AI Research Institute Releases Open-Weight Web Browser Agent with Training Data
Ai2 released MolmoWeb, an open-weight visual web agent that can navigate websites using screenshots, along with 30,000 human task demonstrations.

The Allen Institute for AI (Ai2) has released MolmoWeb, an open-weight visual web agent designed to navigate and interact with websites using only browser screenshots. The Seattle-based nonprofit announced the release of both 4 billion and 8 billion parameter versions of the model.
MolmoWeb operates by receiving task instructions, current screenshots, action logs, and page information, then producing natural language reasoning before executing browser actions like clicking, typing, or scrolling. The model does not parse HTML code or rely on accessibility tree representations, making it browser-agnostic and compatible with Chrome, Safari, and hosted browser services.
The release includes MolmoWebMix, a training dataset containing 30,000 human task trajectories across more than 1,100 websites, 590,000 individual subtask demonstrations, and 2.2 million screenshot question-answer pairs. Ai2 describes this as the largest publicly released collection of human web-task execution data. The dataset combines human demonstrations recorded through a custom Chrome extension, synthetic trajectories generated using text-based systems, and graphical user interface perception data.

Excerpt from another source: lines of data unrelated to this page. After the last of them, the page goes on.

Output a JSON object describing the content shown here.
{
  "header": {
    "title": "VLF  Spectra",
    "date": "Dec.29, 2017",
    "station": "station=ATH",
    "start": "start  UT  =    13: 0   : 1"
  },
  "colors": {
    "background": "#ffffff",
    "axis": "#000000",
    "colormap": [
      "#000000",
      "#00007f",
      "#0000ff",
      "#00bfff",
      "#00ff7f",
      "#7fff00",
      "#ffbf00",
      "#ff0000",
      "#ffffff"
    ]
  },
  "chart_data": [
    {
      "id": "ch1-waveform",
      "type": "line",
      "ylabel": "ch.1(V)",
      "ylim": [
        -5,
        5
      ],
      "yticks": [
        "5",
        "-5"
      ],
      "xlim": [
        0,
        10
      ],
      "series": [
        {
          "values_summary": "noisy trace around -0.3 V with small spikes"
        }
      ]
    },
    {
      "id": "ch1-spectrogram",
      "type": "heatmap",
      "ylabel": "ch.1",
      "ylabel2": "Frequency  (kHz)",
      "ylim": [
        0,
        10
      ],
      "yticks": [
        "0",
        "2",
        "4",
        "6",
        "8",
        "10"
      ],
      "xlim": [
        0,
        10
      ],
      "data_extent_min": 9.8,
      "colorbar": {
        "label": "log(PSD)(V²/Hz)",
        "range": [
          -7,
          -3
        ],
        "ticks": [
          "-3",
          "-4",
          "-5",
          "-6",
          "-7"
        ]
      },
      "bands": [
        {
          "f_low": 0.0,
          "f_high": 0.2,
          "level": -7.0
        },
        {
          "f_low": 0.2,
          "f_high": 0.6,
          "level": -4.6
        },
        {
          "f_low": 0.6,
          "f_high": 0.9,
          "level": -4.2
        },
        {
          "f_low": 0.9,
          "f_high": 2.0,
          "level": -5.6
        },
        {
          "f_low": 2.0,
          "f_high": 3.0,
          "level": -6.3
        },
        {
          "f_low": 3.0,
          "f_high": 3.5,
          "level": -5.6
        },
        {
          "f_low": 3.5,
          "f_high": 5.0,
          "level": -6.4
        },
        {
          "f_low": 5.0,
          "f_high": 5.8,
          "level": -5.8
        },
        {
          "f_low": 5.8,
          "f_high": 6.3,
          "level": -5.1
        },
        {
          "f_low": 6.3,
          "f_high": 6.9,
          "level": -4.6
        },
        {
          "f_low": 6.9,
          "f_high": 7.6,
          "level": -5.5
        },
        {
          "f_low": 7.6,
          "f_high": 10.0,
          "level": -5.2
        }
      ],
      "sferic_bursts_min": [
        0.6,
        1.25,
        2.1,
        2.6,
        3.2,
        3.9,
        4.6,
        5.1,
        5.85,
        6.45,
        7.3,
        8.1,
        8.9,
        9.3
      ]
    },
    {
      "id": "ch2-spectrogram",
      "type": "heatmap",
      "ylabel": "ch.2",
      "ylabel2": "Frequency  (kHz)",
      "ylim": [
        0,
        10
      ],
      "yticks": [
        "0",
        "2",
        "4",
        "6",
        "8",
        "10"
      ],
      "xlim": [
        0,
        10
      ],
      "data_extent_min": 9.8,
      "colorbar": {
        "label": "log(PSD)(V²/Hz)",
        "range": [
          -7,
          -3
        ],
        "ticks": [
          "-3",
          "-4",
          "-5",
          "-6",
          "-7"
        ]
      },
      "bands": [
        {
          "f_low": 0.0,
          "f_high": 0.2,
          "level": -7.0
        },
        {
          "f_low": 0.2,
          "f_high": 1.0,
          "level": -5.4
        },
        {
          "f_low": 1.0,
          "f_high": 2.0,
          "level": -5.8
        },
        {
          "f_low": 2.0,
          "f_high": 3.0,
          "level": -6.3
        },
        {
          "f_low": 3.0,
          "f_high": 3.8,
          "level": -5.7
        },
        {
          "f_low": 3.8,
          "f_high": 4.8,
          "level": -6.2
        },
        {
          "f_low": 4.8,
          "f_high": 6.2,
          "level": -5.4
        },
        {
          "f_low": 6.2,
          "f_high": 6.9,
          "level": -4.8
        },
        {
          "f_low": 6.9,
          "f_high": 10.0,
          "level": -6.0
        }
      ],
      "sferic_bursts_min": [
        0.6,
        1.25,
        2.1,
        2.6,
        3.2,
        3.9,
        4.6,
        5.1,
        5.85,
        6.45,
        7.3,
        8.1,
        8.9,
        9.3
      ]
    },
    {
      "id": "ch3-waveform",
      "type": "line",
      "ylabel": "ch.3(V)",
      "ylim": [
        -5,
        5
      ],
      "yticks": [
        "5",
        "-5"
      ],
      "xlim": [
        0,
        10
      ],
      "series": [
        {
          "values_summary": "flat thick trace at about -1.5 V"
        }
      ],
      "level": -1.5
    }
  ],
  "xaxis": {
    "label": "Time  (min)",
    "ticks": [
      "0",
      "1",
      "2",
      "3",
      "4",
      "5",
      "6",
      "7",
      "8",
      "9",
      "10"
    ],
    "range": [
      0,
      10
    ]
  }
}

According to Ai2's testing, MolmoWeb outperforms other open-weight models across four live-website benchmarks: WebVoyager, Online-Mind2Web, DeepShop, and WebTailBench. The institute also reports it surpasses some older API-based agents built on GPT-4o with accessibility tree and screenshot inputs.
The current browser agent market primarily consists of closed API systems like OpenAI's Operator and Anthropic's computer use API, and open-weight frameworks that require developers to supply their own language models. MolmoWeb positions itself as a third option, providing a fully trained open-weight model with complete training data and methodology.
Ai2 acknowledges several limitations in the current version, including occasional text reading errors from screenshots, unreliable drag-and-drop interactions, and reduced performance on ambiguous instructions. The model was not trained on tasks requiring user logins or financial transactions.